Trescientos euros con los que calmar a la República Independiente del Barça

Menos mal que el Barcelona va a percibir la friolera de trescientos euros al día mientras Jorquera esté de baja, lo contrario sería un absoluto desastre. Trescientos euros al día parecen una tontería, pero echen ustedes las cuentas, echen, y verán que de tontería no tiene nada. Si el segundo portero culé está fuera de los terrenos de juego el tiempo que los médicos del club han estimado, el Barcelona puede ingresar cerca de sesenta mil euros, casi diez millones de las antiguas pesetas. El problema para Rijkaard es importante puesto que ahora tienen que ir buscándole un sustituto a Valdés deprisa y corriendo, pero mucho peor habría sido tener que buscarle un sustituto a Valdés deprisa y corriendo, como va a suceder, y, además, no recibir trescientos euros al día, no me lo quiero ni imaginar. Afortunadamente, la federación catalana firmó un seguro (Roche prevenido vale por dos) y, como les vengo diciendo desde el principio del artículo, el Fútbol Club Barcelona, que habrá presupuestado para la actual temporada cerca de trescientos millones de euros, ingresará trescientos por cada uno de los días que Jorquera esté de baja.

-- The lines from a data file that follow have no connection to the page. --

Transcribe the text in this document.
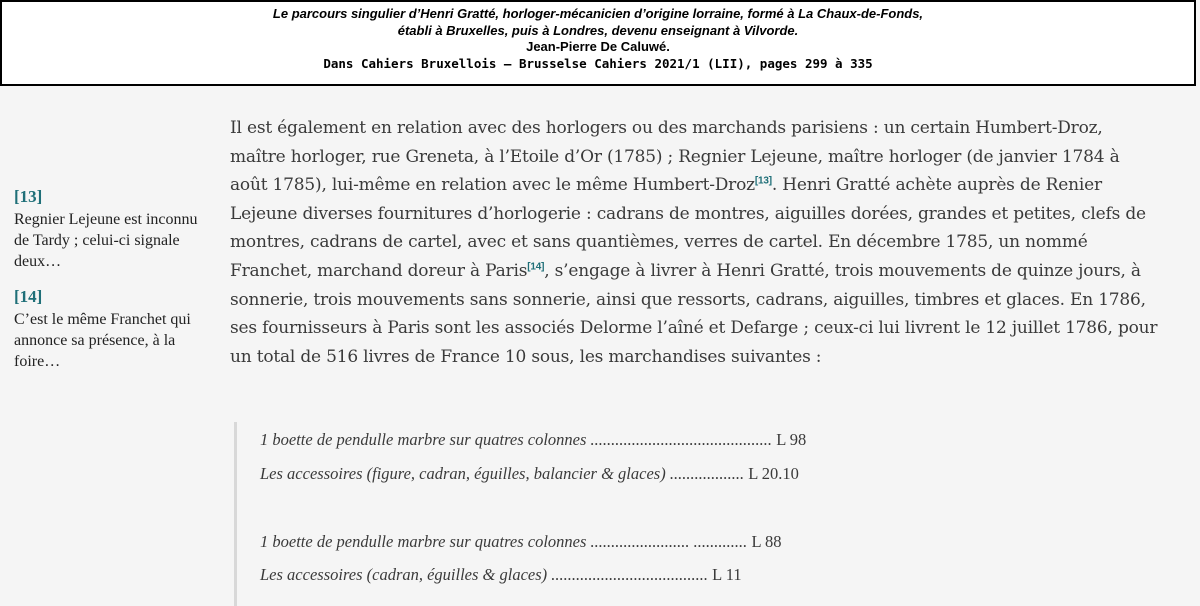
Le parcours singulier d’Henri Gratté, horloger-mécanicien d’origine lorraine, formé à La Chaux-de-Fonds,
établi à Bruxelles, puis à Londres, devenu enseignant à Vilvorde.
Jean-Pierre De Caluwé.
Dans Cahiers Bruxellois – Brusselse Cahiers 2021/1 (LII), pages 299 à 335
[13]
Regnier Lejeune est inconnu de Tardy ; celui-ci signale deux…
[14]
C’est le même Franchet qui annonce sa présence, à la foire…

Il est également en relation avec des horlogers ou des marchands parisiens : un certain Humbert-Droz, maître horloger, rue Greneta, à l’Etoile d’Or (1785) ; Regnier Lejeune, maître horloger (de janvier 1784 à août 1785), lui-même en relation avec le même Humbert-Droz[13]. Henri Gratté achète auprès de Renier Lejeune diverses fournitures d’horlogerie : cadrans de montres, aiguilles dorées, grandes et petites, clefs de montres, cadrans de cartel, avec et sans quantièmes, verres de cartel. En décembre 1785, un nommé Franchet, marchand doreur à Paris[14], s’engage à livrer à Henri Gratté, trois mouvements de quinze jours, à sonnerie, trois mouvements sans sonnerie, ainsi que ressorts, cadrans, aiguilles, timbres et glaces. En 1786, ses fournisseurs à Paris sont les associés Delorme l’aîné et Defarge ; ceux-ci lui livrent le 12 juillet 1786, pour un total de 516 livres de France 10 sous, les marchandises suivantes :

1 boette de pendulle marbre sur quatres colonnes ............................................ L 98
Les accessoires (figure, cadran, éguilles, balancier & glaces) .................. L 20.10
1 boette de pendulle marbre sur quatres colonnes ........................ ............. L 88
Les accessoires (cadran, éguilles & glaces) ...................................... L 11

El silencio del ideólogo de la República Independiente del Barça (Joan Laporta, feria del libro de Frankfurt, 10-10-2007) cuando ya han pasado más de tres días desde que Jorquera cayera gravemente lesionado en un intrascendente País Vasco-Cataluña, ha de tener una razón exclusivamente económica; interpreto, pues, que Laporta calla porque, aunque va a tener a su segundo portero lesionado durante cerca de medio año, Roche le va a pagar trescientos euros al día. Lo digo más que nada porque, el mismo día que el presidente azulgrana mostraba su admiración por la República, sólo cuatro días antes de que España jugase un partido trascendental (por supuesto, oficial) para lograr el pase a la Eurocopa, incidió en que sus internacionales se debían al Barça y recordó que hubo futbolistas que se lesionaron con sus selecciones y luego no pudieron estar en condiciones para jugar con el club que les paga. Puesto que, si los cálculos de los médicos son acertados, Jorquera va a estar aproximadamente seis meses sin poder acudir a las convocatorias de Rijkaard, y ya que Laporta no ha dicho nada ahora cuando sí lo dijo, por ejemplo, hace tres meses, deduzco que los trescientos euros de la federación catalana le compensan sobradamente.

Con motivo de la Diada, Laporta dijo que era una verguenza que ellos, que pagaban sus nóminas, no recibieran nada por ceder jugadores a otras selecciones que luego se marchaban a disputar partiditos a las Quimbambas. Sinceramente no recuerdo ahora mismo que la selección nacional haya jugado nunca un partido allí, pero seguro que si lo hiciera a nadie se le ocurriría nunca quemar una bandera de España, cuestión ésta que sucedió el otro día en San Mamés. Por cierto, que no se me olvide: estoy seguro de que el mismo o similar celo que puso el otro día Fernando García Macua al consentir que se firmase sobre el cesped de su estadio la Declaración de San Mamés en favor de la internacionalidad de las selecciones catalana, gallega y vasca, pondría también el presidente del Athletic Club de Bilbao si a cualquier otro partido político vasco se le ocurriera, pongamos por caso, reclamar en idéntico escenario la celebración de partidos de España de nuevo en La Catedral, ¿a que sí?